Fever Dreamer: Suzan Pitt’s Feminist Fantasias
Flowers and vegetables pulse, slither, and take dirigible flight; a horse becomes a pampered, petulant lover; a diminutive porcelain mouse transforms into a muscled superhero to save a beleaguered heroine: these are just some of the arresting images in the films of artist and animator Suzan Pitt, whose lushly sensuous, oneiric, and psychosexually charged work created a vital link between two cinematic worlds. On the one hand, the dark surrealism of Pitt’s early work immediately aligned her with the heady, hallucinatory cult cinema of the seventies, defined by now-classic works such as René Laloux’s Fantastic Planet and David Lynch’s Eraserhead. At the same time, her meticulously handcrafted animation drew from deeper avant-garde traditions as well as her own training as a painter and background in theatrical design. Throughout her long career she remained a true multimedia artist, inventively combining techniques to realize her intricate and immersive visions, using cell animation, collage, stop-motion, and sand painting to impart a feverish energy to every frame. Her films renewed the most primal meaning of animation as a mode of bringing forth wondrous life.
Born in Kansas City, Missouri, Pitt displayed artistic talent from an early age, and she would remain in touch with her formative creative experiences by giving special roles to children and childlike innocents throughout her films. Indeed, Pitt frequently mentioned a creepy dollhouse from her youth as a lasting inspiration. She received her formal education at the historic Cranbrook Academy of Art, whose apprenticeship method she would extend in her own later work as a teacher and mentor, first at Harvard and then at CalArts, where she was a longtime and beloved member of that legendary faculty. Pitt’s films put the spotlight on her students, many of whom are credited in key roles, beginning with her early film Jefferson Circus Songs, made while she was teaching at the Minneapolis College of Art and Design and in collaboration with local schoolchildren who helped create their own roles.
A good entry point for Pitt’s cinema is her early short Crocus, which makes clear the distinctly feminist estrangement of sexuality central to her first films. Opening with the image of a naked, hirsute man emerging erect, flower-like, from a crown of leaves, Crocus is a family portrait of sorts, observing a naked woman and man engaging in foreplay until they are interrupted by a child in a crib in an adjacent room calling out for water. Rendered as limited mobility paper-doll figures, the amorous couple evokes the tender awkwardness and strangeness of physical intimacy, while the man’s comically oversized erection insists on the woman’s attention with the same total self-interest as the young boy. A telling scene makes clear the film’s playfully introspective and self-reflexive feminist stance by showing the woman as a double image, appearing within the bedroom mirror, giving a wink to the viewer and holding a Bolex camera that she uses to film her other self in bed with the man.
Subtler and more mysterious, Asparagus gives a fuller cinematic dimension to the feminist address of Crocus. The film calls to mind Maya Deren’s Meshes of the Afternoon through a ritualized unfolding of time and repeated gestures, including a looping scene in which a woman reaches into a series of inter-nested miniature living rooms. An oblique allegory of alienation and identity, Asparagus follows this faceless woman’s solemn passage through a candy-colored dreamscape of opulent boudoirs, seedy city streets, and a theater staging a hypnotic spectacle of mechanical clouds. The title is reinforced by the prominently sexualized vegetables that drift throughout the film, recurring in different sizes and situations as emblems of primitive fecundity and phallic potency.

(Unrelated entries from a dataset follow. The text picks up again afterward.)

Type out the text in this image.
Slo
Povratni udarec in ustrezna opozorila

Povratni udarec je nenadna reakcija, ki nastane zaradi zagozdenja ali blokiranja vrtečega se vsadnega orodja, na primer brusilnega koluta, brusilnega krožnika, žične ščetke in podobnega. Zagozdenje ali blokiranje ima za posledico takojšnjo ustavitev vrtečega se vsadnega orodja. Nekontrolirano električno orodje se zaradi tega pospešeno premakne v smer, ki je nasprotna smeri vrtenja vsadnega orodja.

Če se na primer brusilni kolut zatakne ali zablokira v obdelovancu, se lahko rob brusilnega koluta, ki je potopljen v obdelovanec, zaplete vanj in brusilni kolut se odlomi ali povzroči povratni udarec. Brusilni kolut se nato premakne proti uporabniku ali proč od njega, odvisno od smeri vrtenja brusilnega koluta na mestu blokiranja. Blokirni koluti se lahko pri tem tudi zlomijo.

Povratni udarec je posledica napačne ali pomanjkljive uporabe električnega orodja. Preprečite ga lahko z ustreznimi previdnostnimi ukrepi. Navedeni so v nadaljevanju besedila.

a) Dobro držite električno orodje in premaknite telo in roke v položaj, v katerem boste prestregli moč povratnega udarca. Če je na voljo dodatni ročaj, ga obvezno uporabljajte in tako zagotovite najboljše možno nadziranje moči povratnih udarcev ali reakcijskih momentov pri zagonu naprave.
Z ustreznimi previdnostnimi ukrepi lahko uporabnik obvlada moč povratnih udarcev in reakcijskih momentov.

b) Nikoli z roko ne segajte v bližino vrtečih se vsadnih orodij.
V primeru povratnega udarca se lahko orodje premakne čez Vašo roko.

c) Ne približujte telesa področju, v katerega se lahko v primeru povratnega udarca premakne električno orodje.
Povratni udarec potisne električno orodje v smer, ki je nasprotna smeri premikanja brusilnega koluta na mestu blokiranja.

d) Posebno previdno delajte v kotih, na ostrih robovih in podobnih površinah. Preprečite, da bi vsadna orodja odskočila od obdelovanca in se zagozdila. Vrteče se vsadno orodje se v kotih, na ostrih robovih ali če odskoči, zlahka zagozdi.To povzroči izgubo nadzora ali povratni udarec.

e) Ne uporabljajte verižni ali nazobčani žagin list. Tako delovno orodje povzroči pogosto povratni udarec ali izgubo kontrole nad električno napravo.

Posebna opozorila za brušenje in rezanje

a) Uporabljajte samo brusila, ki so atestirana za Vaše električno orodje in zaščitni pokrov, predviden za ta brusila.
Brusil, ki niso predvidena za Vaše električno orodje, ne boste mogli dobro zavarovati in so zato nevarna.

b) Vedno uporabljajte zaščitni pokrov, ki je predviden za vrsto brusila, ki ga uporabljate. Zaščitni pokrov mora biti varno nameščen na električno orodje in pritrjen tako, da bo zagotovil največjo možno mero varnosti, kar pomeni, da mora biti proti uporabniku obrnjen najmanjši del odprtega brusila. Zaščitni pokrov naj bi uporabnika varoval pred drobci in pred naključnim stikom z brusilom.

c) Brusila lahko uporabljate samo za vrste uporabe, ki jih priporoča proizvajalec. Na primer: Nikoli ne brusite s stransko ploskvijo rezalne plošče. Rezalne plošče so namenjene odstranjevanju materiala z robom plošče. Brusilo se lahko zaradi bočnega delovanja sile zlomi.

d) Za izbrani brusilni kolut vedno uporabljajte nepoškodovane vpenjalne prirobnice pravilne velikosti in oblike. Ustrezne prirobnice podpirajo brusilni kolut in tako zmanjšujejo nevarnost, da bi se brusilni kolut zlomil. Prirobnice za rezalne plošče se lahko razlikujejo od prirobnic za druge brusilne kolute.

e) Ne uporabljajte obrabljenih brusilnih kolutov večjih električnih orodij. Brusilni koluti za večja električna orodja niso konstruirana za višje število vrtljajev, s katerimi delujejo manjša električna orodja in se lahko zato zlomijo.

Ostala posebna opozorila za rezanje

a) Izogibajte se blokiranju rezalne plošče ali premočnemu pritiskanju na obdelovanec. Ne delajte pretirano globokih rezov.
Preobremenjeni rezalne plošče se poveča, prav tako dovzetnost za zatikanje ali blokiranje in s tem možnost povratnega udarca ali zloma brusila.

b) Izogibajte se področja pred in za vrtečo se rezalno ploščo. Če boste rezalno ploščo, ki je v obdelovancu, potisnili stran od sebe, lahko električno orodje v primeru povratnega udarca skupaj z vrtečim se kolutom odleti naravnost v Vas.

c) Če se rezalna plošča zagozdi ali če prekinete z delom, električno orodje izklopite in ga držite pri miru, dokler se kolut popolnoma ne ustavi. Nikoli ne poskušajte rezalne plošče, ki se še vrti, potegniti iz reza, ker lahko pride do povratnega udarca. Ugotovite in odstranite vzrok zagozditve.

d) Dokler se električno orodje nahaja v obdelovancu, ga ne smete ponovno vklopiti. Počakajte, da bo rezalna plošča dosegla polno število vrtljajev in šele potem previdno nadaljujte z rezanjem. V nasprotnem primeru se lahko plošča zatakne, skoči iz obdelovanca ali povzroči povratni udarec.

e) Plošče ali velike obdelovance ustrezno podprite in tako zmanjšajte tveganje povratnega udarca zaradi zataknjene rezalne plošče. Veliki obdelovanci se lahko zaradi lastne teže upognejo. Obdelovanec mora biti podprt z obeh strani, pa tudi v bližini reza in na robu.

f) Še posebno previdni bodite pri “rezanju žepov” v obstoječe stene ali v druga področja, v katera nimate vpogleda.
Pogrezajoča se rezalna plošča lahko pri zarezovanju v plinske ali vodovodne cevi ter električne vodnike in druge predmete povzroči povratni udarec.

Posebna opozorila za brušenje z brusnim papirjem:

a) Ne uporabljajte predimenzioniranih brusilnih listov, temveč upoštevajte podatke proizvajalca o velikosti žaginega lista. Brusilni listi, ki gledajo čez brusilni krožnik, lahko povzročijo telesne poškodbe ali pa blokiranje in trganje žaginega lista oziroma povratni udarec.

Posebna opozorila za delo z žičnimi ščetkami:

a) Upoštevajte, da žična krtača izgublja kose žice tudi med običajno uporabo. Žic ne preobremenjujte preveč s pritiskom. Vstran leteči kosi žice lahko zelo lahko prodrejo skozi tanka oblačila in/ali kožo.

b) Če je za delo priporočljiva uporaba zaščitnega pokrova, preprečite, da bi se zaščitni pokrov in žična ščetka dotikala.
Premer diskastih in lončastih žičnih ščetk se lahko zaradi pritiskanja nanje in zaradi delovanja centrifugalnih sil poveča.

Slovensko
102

Like Deren’s experimental film noir, Asparagus uses the slenderest of narratives to structure an intensely self-contained world that turns in upon itself, architecturally and emotionally, opening boxes within boxes, rooms within rooms.
Equally striking is the close dialogue between Asparagus and the work of Lynch, whose debut feature, Eraserhead, was in fact paired with Pitt’s film during its legendary, almost two-year run of midnight screenings in New York and Los Angeles. Asparagus shares with Lynch’s film a postmodern uncertainty of historic time, a sense of pastness folded into a floating present and similarly expressed through evocative settings that meld elements from different periods: thirties Deco meets fifties Googie meets Memphis-style retro-futurism. The unspoken tension that builds across both Lynch and Pitt’s films is deepened and made viscerally palpable by their soundtracks, by the low-voltage industrial current heard throughout Eraserhead, and Asparagus’s taut and haunting electro-jazz score by Richard Teitelbaum.